The Lenox Hotel was built in 1900 by Lucias Boomer, the owner of New York's Waldorf Astoria, at a cost of $1.1 million. At eleven stories high, it once stood as the tallest building in Boston. The outside was constructed of white and red terra cotta bricks and the inside of the hotel was luxuriously appointed. The hotel is named after the family of Lady Sarah Lennox, a courtier of King George III, who ruled before and during the American Revolution. The Lenox was host to many celebrities, including Enrico Caruso, who arrived at The Lenox in his own private railroad car. The area next to The Lenox was a railroad station until the 1960s, allowing affluent guests to pull their railroad cars up to the hotel and walk right in. Judy Garland, who made The Lenox her home for three months in 1965, currently has one of the hotel's suites named in her honor. In 1963, the Saunders family acquired the hotel, and Roger Saunders was brought on as the general manager.

The Lenox Hotel is located less than a block from the finish line of the Boston Marathon, held every year in April.

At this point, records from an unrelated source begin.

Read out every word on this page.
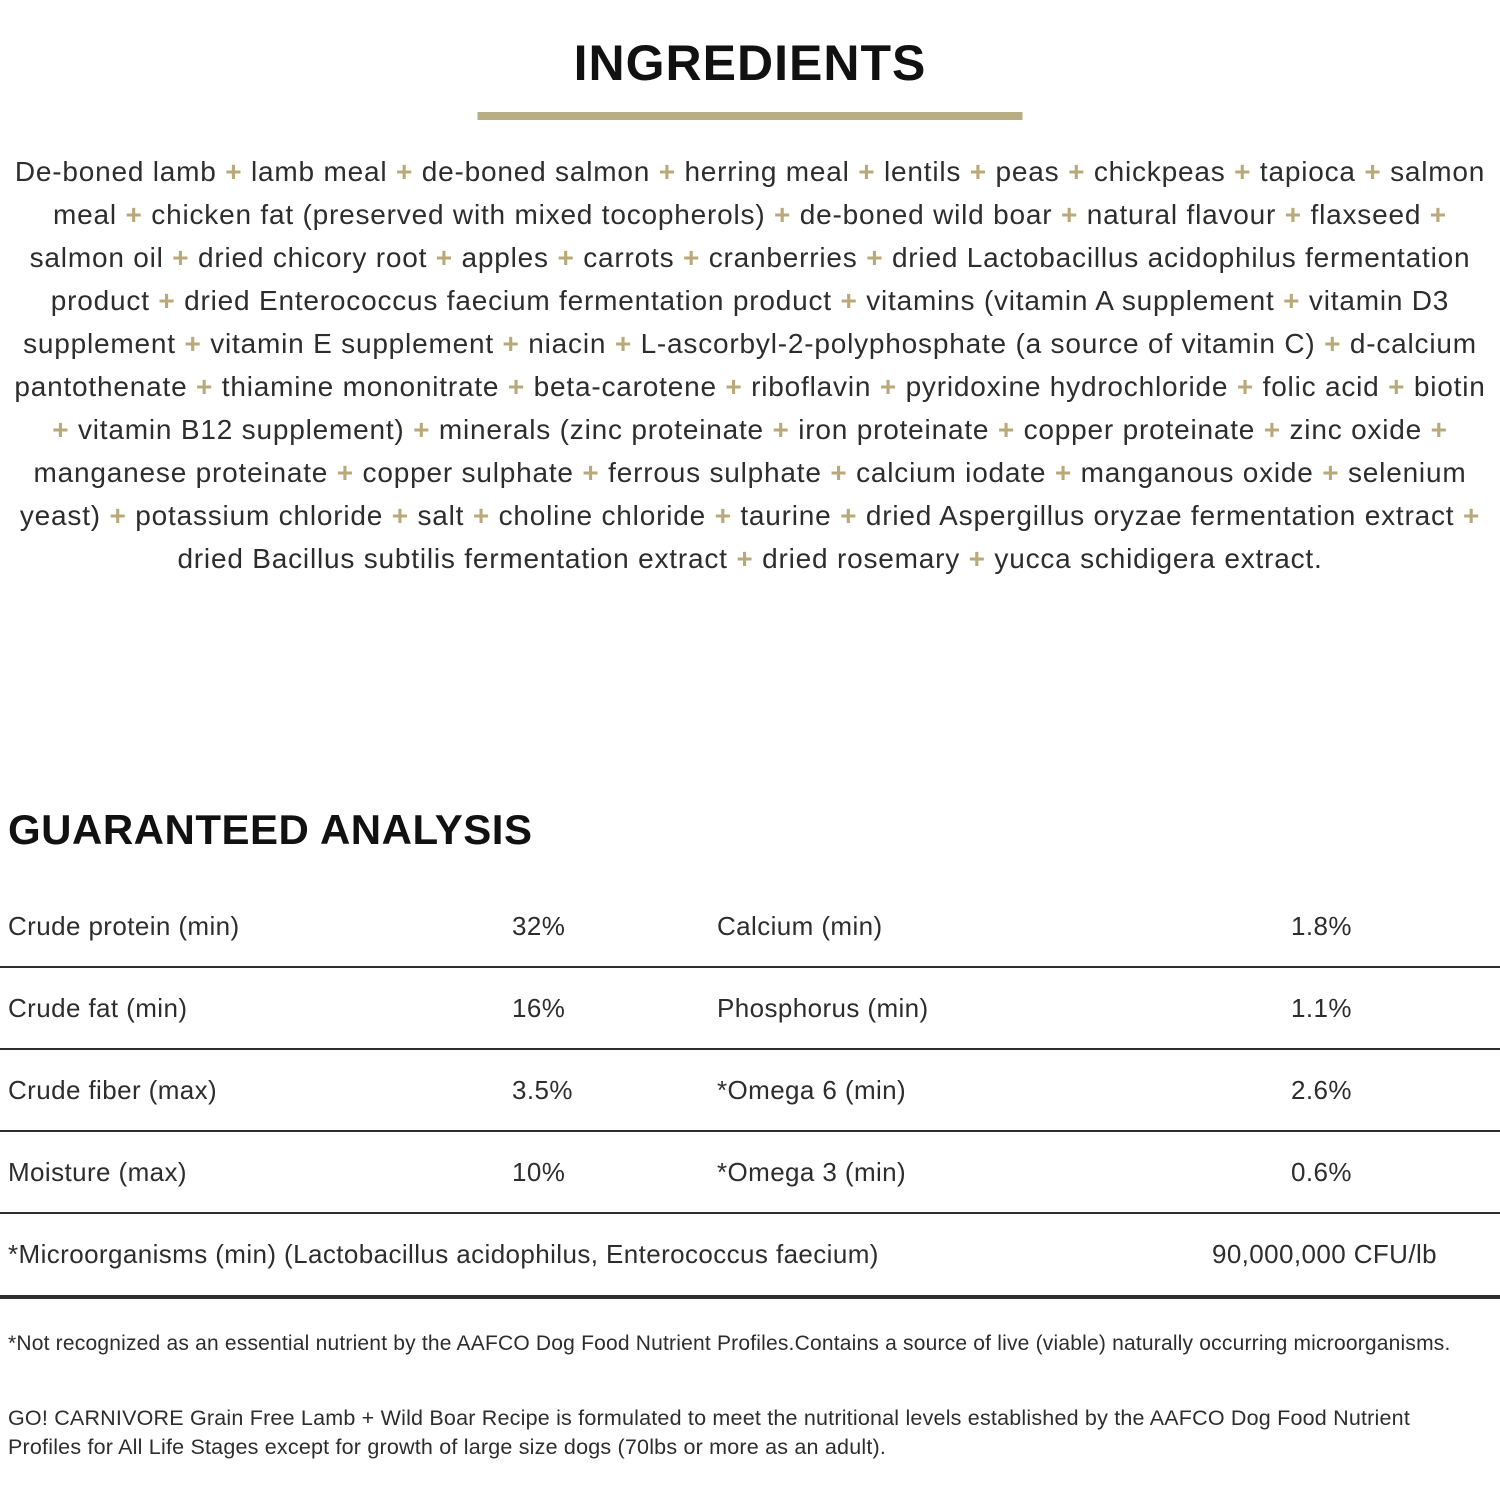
INGREDIENTS

De-boned lamb + lamb meal + de-boned salmon + herring meal + lentils + peas + chickpeas + tapioca + salmon meal + chicken fat (preserved with mixed tocopherols) + de-boned wild boar + natural flavour + flaxseed + salmon oil + dried chicory root + apples + carrots + cranberries + dried Lactobacillus acidophilus fermentation product + dried Enterococcus faecium fermentation product + vitamins (vitamin A supplement + vitamin D3 supplement + vitamin E supplement + niacin + L-ascorbyl-2-polyphosphate (a source of vitamin C) + d-calcium pantothenate + thiamine mononitrate + beta-carotene + riboflavin + pyridoxine hydrochloride + folic acid + biotin + vitamin B12 supplement) + minerals (zinc proteinate + iron proteinate + copper proteinate + zinc oxide + manganese proteinate + copper sulphate + ferrous sulphate + calcium iodate + manganous oxide + selenium yeast) + potassium chloride + salt + choline chloride + taurine + dried Aspergillus oryzae fermentation extract + dried Bacillus subtilis fermentation extract + dried rosemary + yucca schidigera extract.

GUARANTEED ANALYSIS
Crude protein (min)	32%	Calcium (min)	1.8%
Crude fat (min)	16%	Phosphorus (min)	1.1%
Crude fiber (max)	3.5%	*Omega 6 (min)	2.6%
Moisture (max)	10%	*Omega 3 (min)	0.6%
*Microorganisms (min) (Lactobacillus acidophilus, Enterococcus faecium)	90,000,000 CFU/lb

*Not recognized as an essential nutrient by the AAFCO Dog Food Nutrient Profiles.Contains a source of live (viable) naturally occurring microorganisms.

GO! CARNIVORE Grain Free Lamb + Wild Boar Recipe is formulated to meet the nutritional levels established by the AAFCO Dog Food Nutrient Profiles for All Life Stages except for growth of large size dogs (70lbs or more as an adult).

The hotel recently underwent a $35 million renovation. Some of the corner suites in the hotel still have functioning wood-burning fireplaces. It is one of the few known buildings left in the world with a functioning Cutler mail chute.

An Irish pub, Sweeney's, is part of the hotel property. It is accessed from Boylston Street. The pub was formerly known as Sólás for around twenty years.